Design and Optimization of Code-domain NOMA Systems

Abstract

This work focuses on the modeling and optimization of transmitter and receiver design for code-domain non-orthogonal multiple access (CD-NOMA) systems, a key enabler for 6G wireless networks aiming to support ultra-high bandwidth efficiency, low latency, massive connectivity, and high reliability. CD-NOMA techniques, particularly sparse code multiple access (SCMA) and dense code multiple access (DCMA), allow multiple users to share the same resource element, enabling grant-free access and reducing signaling overhead. This thesis investigates CD-NOMA from three perspectives: SCMA codebook design, efficient detection for both SCMA and DCMA systems, and grant-free CD-NOMA implementation.

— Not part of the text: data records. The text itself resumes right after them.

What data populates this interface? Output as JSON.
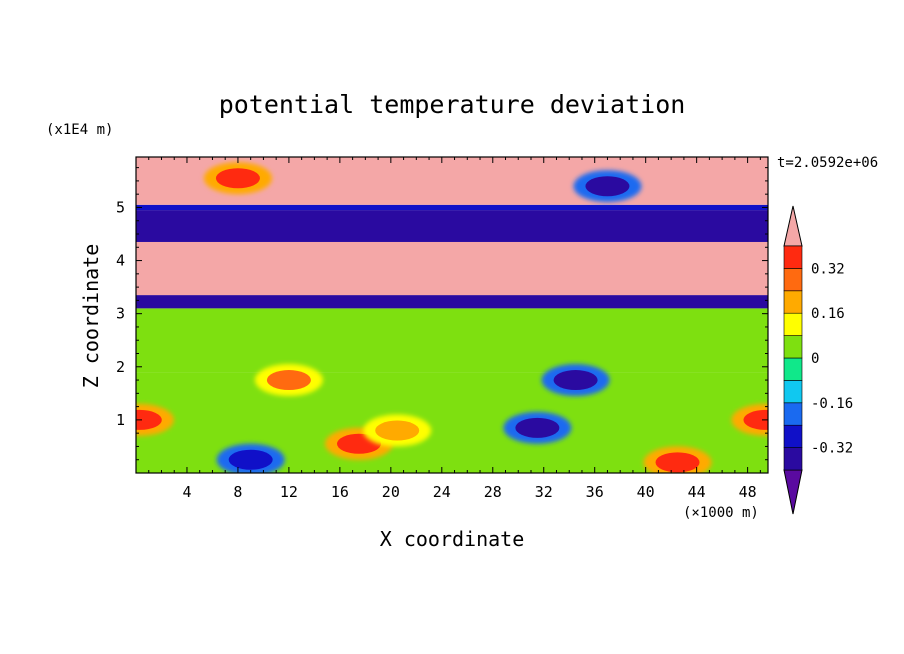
{
  "chart_data": {
    "type": "heatmap",
    "title": "potential temperature deviation",
    "xlabel": "X coordinate",
    "ylabel": "Z coordinate",
    "x_units": "(×1000 m)",
    "y_units": "(x1E4 m)",
    "time_label": "t=2.0592e+06",
    "xlim": [
      0,
      49.6
    ],
    "ylim": [
      0,
      5.95
    ],
    "x_ticks": [
      "4",
      "8",
      "12",
      "16",
      "20",
      "24",
      "28",
      "32",
      "36",
      "40",
      "44",
      "48"
    ],
    "y_ticks": [
      "1",
      "2",
      "3",
      "4",
      "5"
    ],
    "colorbar": {
      "levels": [
        -0.4,
        -0.32,
        -0.24,
        -0.16,
        -0.08,
        0,
        0.08,
        0.16,
        0.24,
        0.32,
        0.4
      ],
      "labeled_values": [
        "0.32",
        "0.16",
        "0",
        "-0.16",
        "-0.32"
      ],
      "colors": [
        "#5a0aa0",
        "#2a0aa0",
        "#1010c8",
        "#1a6af0",
        "#10c8f0",
        "#10e88a",
        "#7ee010",
        "#ffff00",
        "#ffaa00",
        "#ff6a10",
        "#ff2a10",
        "#f4a7a7"
      ],
      "extend": "both"
    },
    "bands": [
      {
        "z": [
          0.0,
          1.9
        ],
        "value": 0.0
      },
      {
        "z": [
          1.9,
          3.1
        ],
        "value": 0.0
      },
      {
        "z": [
          3.1,
          3.35
        ],
        "value": -0.4
      },
      {
        "z": [
          3.35,
          4.35
        ],
        "value": 0.4
      },
      {
        "z": [
          4.35,
          4.95
        ],
        "value": -0.4
      },
      {
        "z": [
          4.95,
          5.05
        ],
        "value": -0.32
      },
      {
        "z": [
          5.05,
          5.95
        ],
        "value": 0.4
      }
    ],
    "features": [
      {
        "x": 31.5,
        "z": 0.85,
        "value": -0.36
      },
      {
        "x": 9.0,
        "z": 0.25,
        "value": -0.3
      },
      {
        "x": 17.5,
        "z": 0.55,
        "value": 0.32
      },
      {
        "x": 20.5,
        "z": 0.8,
        "value": 0.16
      },
      {
        "x": 42.5,
        "z": 0.2,
        "value": 0.32
      },
      {
        "x": 0.3,
        "z": 1.0,
        "value": 0.32
      },
      {
        "x": 49.4,
        "z": 1.0,
        "value": 0.32
      },
      {
        "x": 12.0,
        "z": 1.75,
        "value": 0.24
      },
      {
        "x": 34.5,
        "z": 1.75,
        "value": -0.36
      },
      {
        "x": 37.0,
        "z": 5.4,
        "value": -0.4
      },
      {
        "x": 8.0,
        "z": 5.55,
        "value": 0.32
      }
    ]
  }
}
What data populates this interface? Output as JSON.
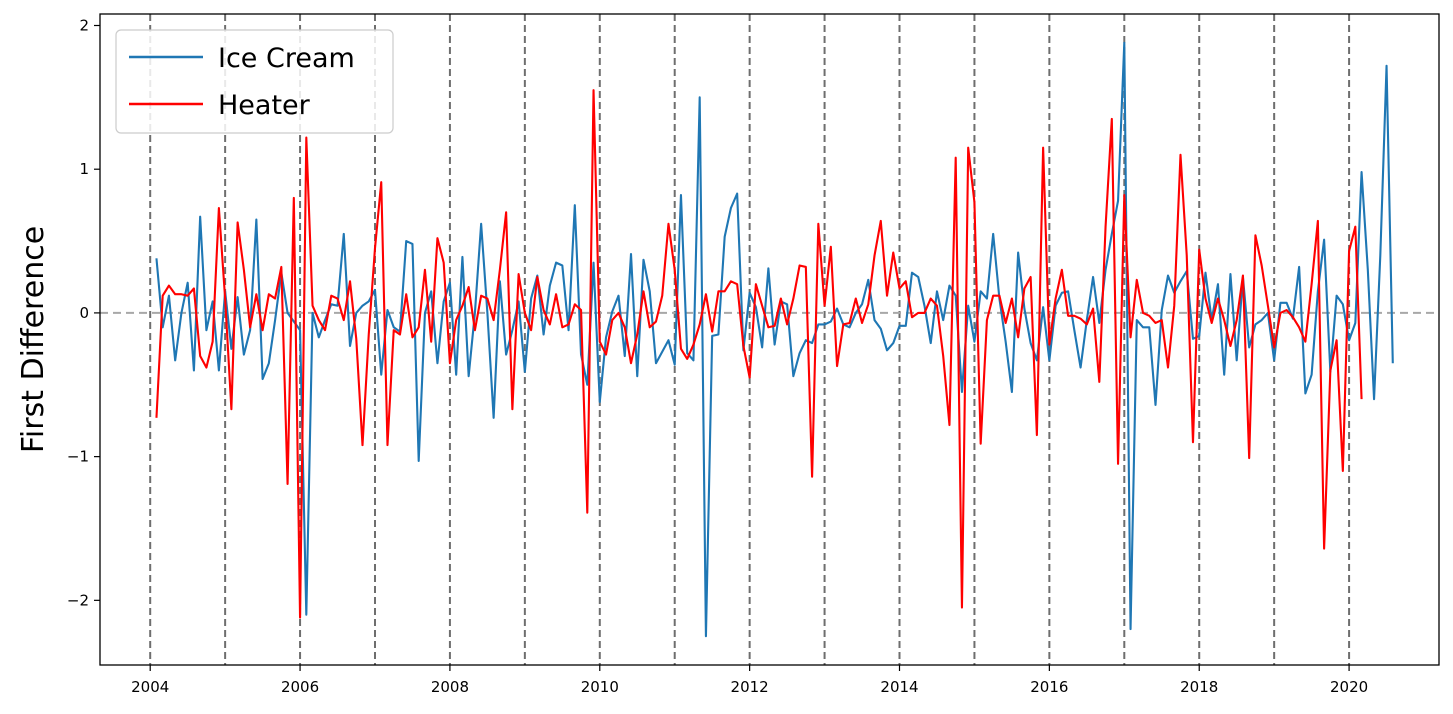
{
  "chart_data": {
    "type": "line",
    "title": "",
    "xlabel": "",
    "ylabel": "First Difference",
    "xlim": [
      2003.33,
      2021.2
    ],
    "ylim": [
      -2.45,
      2.08
    ],
    "x_ticks": [
      2004,
      2006,
      2008,
      2010,
      2012,
      2014,
      2016,
      2018,
      2020
    ],
    "x_tick_labels": [
      "2004",
      "2006",
      "2008",
      "2010",
      "2012",
      "2014",
      "2016",
      "2018",
      "2020"
    ],
    "y_ticks": [
      -2,
      -1,
      0,
      1,
      2
    ],
    "y_tick_labels": [
      "−2",
      "−1",
      "0",
      "1",
      "2"
    ],
    "vertical_lines": [
      2004,
      2005,
      2006,
      2007,
      2008,
      2009,
      2010,
      2011,
      2012,
      2013,
      2014,
      2015,
      2016,
      2017,
      2018,
      2019,
      2020
    ],
    "horizontal_line": 0,
    "legend_position": "top-left",
    "x_start": "2004-02",
    "x_step": "month",
    "series": [
      {
        "name": "Ice Cream",
        "color": "#1f77b4",
        "values": [
          0.38,
          -0.1,
          0.12,
          -0.33,
          0.0,
          0.21,
          -0.4,
          0.67,
          -0.12,
          0.08,
          -0.4,
          0.15,
          -0.25,
          0.11,
          -0.29,
          -0.12,
          0.65,
          -0.46,
          -0.35,
          -0.05,
          0.28,
          0.0,
          -0.06,
          -0.12,
          -2.1,
          0.0,
          -0.17,
          -0.05,
          0.06,
          0.05,
          0.55,
          -0.23,
          0.0,
          0.05,
          0.08,
          0.16,
          -0.43,
          0.02,
          -0.1,
          -0.13,
          0.5,
          0.48,
          -1.03,
          0.0,
          0.15,
          -0.35,
          0.08,
          0.21,
          -0.43,
          0.39,
          -0.44,
          0.0,
          0.62,
          0.0,
          -0.73,
          0.22,
          -0.29,
          -0.12,
          0.08,
          -0.41,
          0.1,
          0.26,
          -0.15,
          0.19,
          0.35,
          0.33,
          -0.12,
          0.75,
          -0.29,
          -0.5,
          0.35,
          -0.62,
          -0.17,
          0.01,
          0.12,
          -0.3,
          0.41,
          -0.44,
          0.37,
          0.15,
          -0.35,
          -0.27,
          -0.19,
          -0.36,
          0.82,
          -0.28,
          -0.33,
          1.5,
          -2.25,
          -0.16,
          -0.15,
          0.53,
          0.73,
          0.83,
          -0.26,
          0.14,
          0.04,
          -0.24,
          0.31,
          -0.22,
          0.08,
          0.06,
          -0.44,
          -0.28,
          -0.19,
          -0.21,
          -0.08,
          -0.08,
          -0.06,
          0.03,
          -0.08,
          -0.1,
          0.0,
          0.06,
          0.23,
          -0.05,
          -0.11,
          -0.26,
          -0.21,
          -0.09,
          -0.09,
          0.28,
          0.25,
          0.05,
          -0.21,
          0.15,
          -0.05,
          0.19,
          0.12,
          -0.55,
          0.05,
          -0.2,
          0.15,
          0.1,
          0.55,
          0.1,
          -0.2,
          -0.55,
          0.42,
          0.03,
          -0.21,
          -0.33,
          0.04,
          -0.33,
          0.05,
          0.14,
          0.15,
          -0.12,
          -0.38,
          -0.05,
          0.25,
          -0.07,
          0.3,
          0.55,
          0.78,
          1.88,
          -2.2,
          -0.05,
          -0.1,
          -0.1,
          -0.64,
          0.02,
          0.26,
          0.14,
          0.22,
          0.29,
          -0.18,
          -0.16,
          0.28,
          -0.05,
          0.2,
          -0.43,
          0.27,
          -0.33,
          0.25,
          -0.24,
          -0.08,
          -0.05,
          0.0,
          -0.33,
          0.07,
          0.07,
          -0.04,
          0.32,
          -0.56,
          -0.43,
          0.15,
          0.51,
          -0.41,
          0.12,
          0.06,
          -0.19,
          -0.07,
          0.98,
          0.3,
          -0.6,
          0.4,
          1.72,
          -0.35
        ]
      },
      {
        "name": "Heater",
        "color": "#ff0000",
        "values": [
          -0.73,
          0.12,
          0.19,
          0.13,
          0.13,
          0.12,
          0.17,
          -0.3,
          -0.38,
          -0.2,
          0.73,
          0.1,
          -0.67,
          0.63,
          0.3,
          -0.1,
          0.13,
          -0.12,
          0.13,
          0.1,
          0.32,
          -1.19,
          0.8,
          -2.12,
          1.22,
          0.05,
          -0.05,
          -0.12,
          0.12,
          0.1,
          -0.05,
          0.22,
          -0.18,
          -0.92,
          -0.15,
          0.45,
          0.91,
          -0.92,
          -0.12,
          -0.15,
          0.13,
          -0.17,
          -0.1,
          0.3,
          -0.2,
          0.52,
          0.35,
          -0.35,
          -0.05,
          0.05,
          0.18,
          -0.12,
          0.12,
          0.1,
          -0.05,
          0.3,
          0.7,
          -0.67,
          0.27,
          0.0,
          -0.12,
          0.25,
          0.02,
          -0.08,
          0.13,
          -0.1,
          -0.08,
          0.06,
          0.02,
          -1.39,
          1.55,
          -0.2,
          -0.29,
          -0.05,
          0.0,
          -0.1,
          -0.35,
          -0.15,
          0.15,
          -0.1,
          -0.06,
          0.12,
          0.62,
          0.3,
          -0.25,
          -0.32,
          -0.22,
          -0.08,
          0.13,
          -0.13,
          0.15,
          0.15,
          0.22,
          0.2,
          -0.23,
          -0.45,
          0.2,
          0.05,
          -0.1,
          -0.09,
          0.1,
          -0.08,
          0.1,
          0.33,
          0.32,
          -1.14,
          0.62,
          0.05,
          0.46,
          -0.37,
          -0.08,
          -0.07,
          0.1,
          -0.07,
          0.06,
          0.4,
          0.64,
          0.12,
          0.42,
          0.17,
          0.22,
          -0.03,
          0.0,
          0.0,
          0.1,
          0.05,
          -0.3,
          -0.78,
          1.08,
          -2.05,
          1.15,
          0.77,
          -0.91,
          -0.05,
          0.12,
          0.12,
          -0.07,
          0.1,
          -0.17,
          0.17,
          0.25,
          -0.85,
          1.15,
          -0.22,
          0.1,
          0.3,
          -0.02,
          -0.02,
          -0.04,
          -0.08,
          0.03,
          -0.48,
          0.6,
          1.35,
          -1.05,
          0.82,
          -0.17,
          0.23,
          0.0,
          -0.02,
          -0.07,
          -0.05,
          -0.38,
          0.05,
          1.1,
          0.4,
          -0.9,
          0.44,
          0.1,
          -0.07,
          0.1,
          -0.05,
          -0.23,
          -0.05,
          0.26,
          -1.01,
          0.54,
          0.33,
          0.05,
          -0.24,
          0.0,
          0.02,
          -0.03,
          -0.1,
          -0.2,
          0.2,
          0.64,
          -1.64,
          -0.4,
          -0.19,
          -1.1,
          0.43,
          0.6,
          -0.6
        ]
      }
    ]
  }
}
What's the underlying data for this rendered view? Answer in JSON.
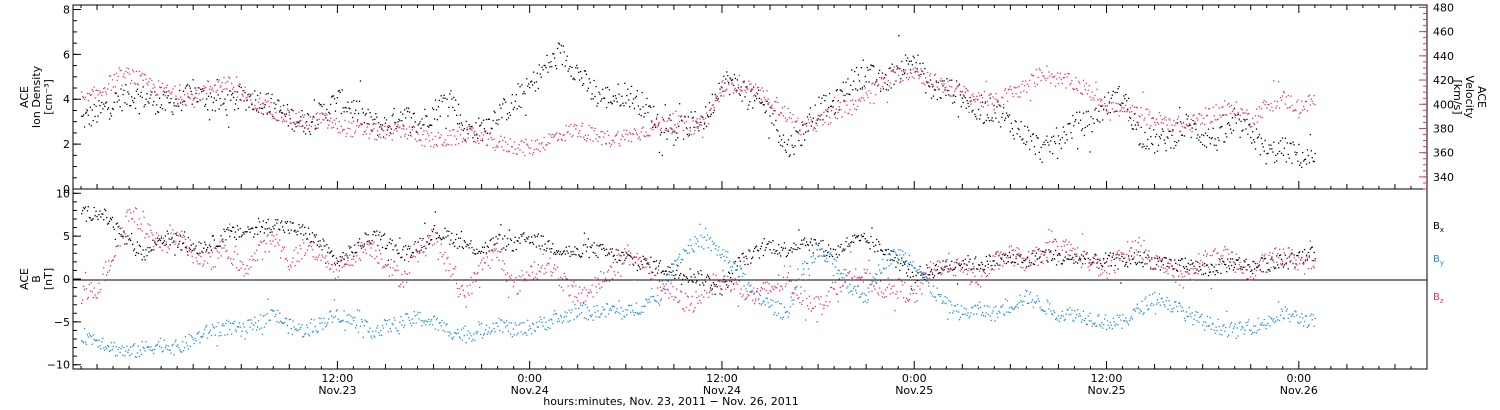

A novel diversity-based framework is developed to design SCMA codebooks with high overloading factors, leveraging constellation rotation and dimensional permutation to optimize key performance indicators (KPIs) for symbol error rate (SER). These codebooks perform equally well in both uplink and downlink scenarios. To address the high complexity of conventional message passing algorithm (MPA)-based detection especially in dense systems and MIMO setups, an iterative detector based on the alternating direction method of multipliers (ADMM) is proposed, enabling efficient, resource-wise detection for both sparse and dense CD-NOMA systems. Furthermore, for grant-free scenarios, where joint activity and data detection (JADD) is critical, the work extends the ADMM framework using block compressive sensing (BCS) with group LASSO formulations. A robust, low-complexity prior-aided ADMM algorithm is introduced to exploit temporal correlations in user activity, significantly improving performance under dynamic conditions. Extensive simulations and analysis confirm that the proposed techniques enhance performance while maintaining computational efficiency, making them well-suited for future 6G machine type communication networks.